Dill is the major seasoning in borscht, a beet soup, and other soups, salads, and pickled vegetables. Slavic people tend to love dill, and my wife is from Ukraine and loves growing dill and harvesting fresh leaves for soups and salads. In the West, dill is not so widely used except in pickling cucumbers, to make the familiar dill pickles. And I believe people who crave dill pickles may benefit from using dill as an herbal or emotional remedy as described below.
Like so many kitchen spices, dill has medicinal value. Native to the Mediterranean region, dill is a member of the parsley family, and like many other plants in that family, including anise, fennel, and coriander, it aids digestion. It stimulates digestive secretions and acts as a carminative to reduce bloating and flatulence.
It’s also an antispasmodic that relaxes smooth muscles, which means it can relieve stomach and intestinal cramping. So, it eases colic and is a folk remedy for getting rid of hiccups, which are caused by a muscular spasms.
Dill is also used to encourage milk production in nursing mothers. It can also be taken to sweeten the breast milk, preventing or easing colic in the infant.
An essential oil can be steam-distilled from dill seeds. The oil has a fresh, mildly spicy fragrance and also has antispasmodic and carminative properties. It can be diluted and used internally for colic, dyspepsia, indigestion, gas, bloating, and excessive flatulence. It can also be inhaled to relax the bronchial passages in asthma and bronchitis and can be massaged into the abdominal area for dysmenorrhea and muscle cramps.

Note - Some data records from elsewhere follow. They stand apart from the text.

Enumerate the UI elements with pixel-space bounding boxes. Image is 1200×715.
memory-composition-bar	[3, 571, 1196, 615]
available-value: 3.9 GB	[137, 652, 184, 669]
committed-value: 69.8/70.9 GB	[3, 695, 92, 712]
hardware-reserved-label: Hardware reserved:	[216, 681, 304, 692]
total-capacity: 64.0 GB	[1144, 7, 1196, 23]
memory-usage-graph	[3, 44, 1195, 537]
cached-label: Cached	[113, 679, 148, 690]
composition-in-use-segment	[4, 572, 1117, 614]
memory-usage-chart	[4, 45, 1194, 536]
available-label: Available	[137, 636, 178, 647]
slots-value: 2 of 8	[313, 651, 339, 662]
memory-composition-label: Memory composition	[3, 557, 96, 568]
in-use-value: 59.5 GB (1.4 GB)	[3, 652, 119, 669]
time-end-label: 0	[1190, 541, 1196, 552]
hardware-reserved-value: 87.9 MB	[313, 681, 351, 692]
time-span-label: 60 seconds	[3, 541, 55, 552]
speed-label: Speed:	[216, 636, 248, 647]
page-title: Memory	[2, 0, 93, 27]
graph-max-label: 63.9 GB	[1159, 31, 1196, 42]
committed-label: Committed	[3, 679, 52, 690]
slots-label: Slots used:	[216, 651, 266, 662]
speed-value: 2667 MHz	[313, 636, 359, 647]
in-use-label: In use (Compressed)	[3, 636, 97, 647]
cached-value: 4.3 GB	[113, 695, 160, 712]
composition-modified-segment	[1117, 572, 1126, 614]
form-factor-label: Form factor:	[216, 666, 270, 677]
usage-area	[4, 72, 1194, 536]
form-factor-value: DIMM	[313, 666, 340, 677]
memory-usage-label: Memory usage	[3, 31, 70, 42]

I’ve also used dill as a flower essence. I see dill flower essence as one of the two best remedies for the solar plexus, the other being dandelion. The solar plexus is a nerve center right behind the sternum that controls many automatic processes in the body, but especially digestion. It’s also the center of gravity in the body and energetically connected with the adrenal glands, which are the glands of adaptation, these help us cope with difficult experiences. This energy center helps us stay balanced or centered.
When the solar plexus energy is out of balance we lose contact with our gut instincts. This can cause us to become scattered in our mental focus, easily distracted, and overly changeable in our emotions. One way we express this is by saying we’re off-centered.
In contrast, a person who is centered feels in control of their life. They take action on the challenges life brings them. A person who is not in contact with their own center reacts to life. They feel like they are being pulled in many directions and may express the idea that they spend their time putting out fires.
The umbel of flowers in dill (and other members of the parsley family) connects at a specific point from which it branches out in many directions. Dill is a remedy to help someone find that point at which everything in their life connects. The person who needs this remedy is overly sensitive to their environment and is overstimulated by it. They feel overwhelmed by the many demands placed on their time and energy and have difficulty creating priorities and organization in how they approach things. They need to take charge of life instead of allowing life to take charge of them.
When our energy is scattered we tend to develop tension in the solar plexus, which is associated with the development of a hiatal hernia. The stomach moves up into the opening in the diaphragm where the esophagus comes through. The person becomes unable to swallow and digest life, which leads us back to dill as a digestive remedy.
Both dill and dandelion have been used in digestive formulas and they also work well together as remedies for a hiatal hernia and a person who has lost touch with their gut instincts. Dandelion helps the person who overstrikes and overplans their life, while dill helps the person whose energy is distracted and scattered. Together they help a person relax and find their center.
Dill is an easy-to-grow annual plant. After sowing the seeds, harvest the leaves while they are green and add them to dishes. Harvest the seeds and seed heads when the plant is dry. You can tincture the seeds and take 20-40 drops three times a day, or crush them and make a tea. For emotional healing take 10 drops of the flower essence (alone or in combination with dandelion flower essence) a couple of times a day.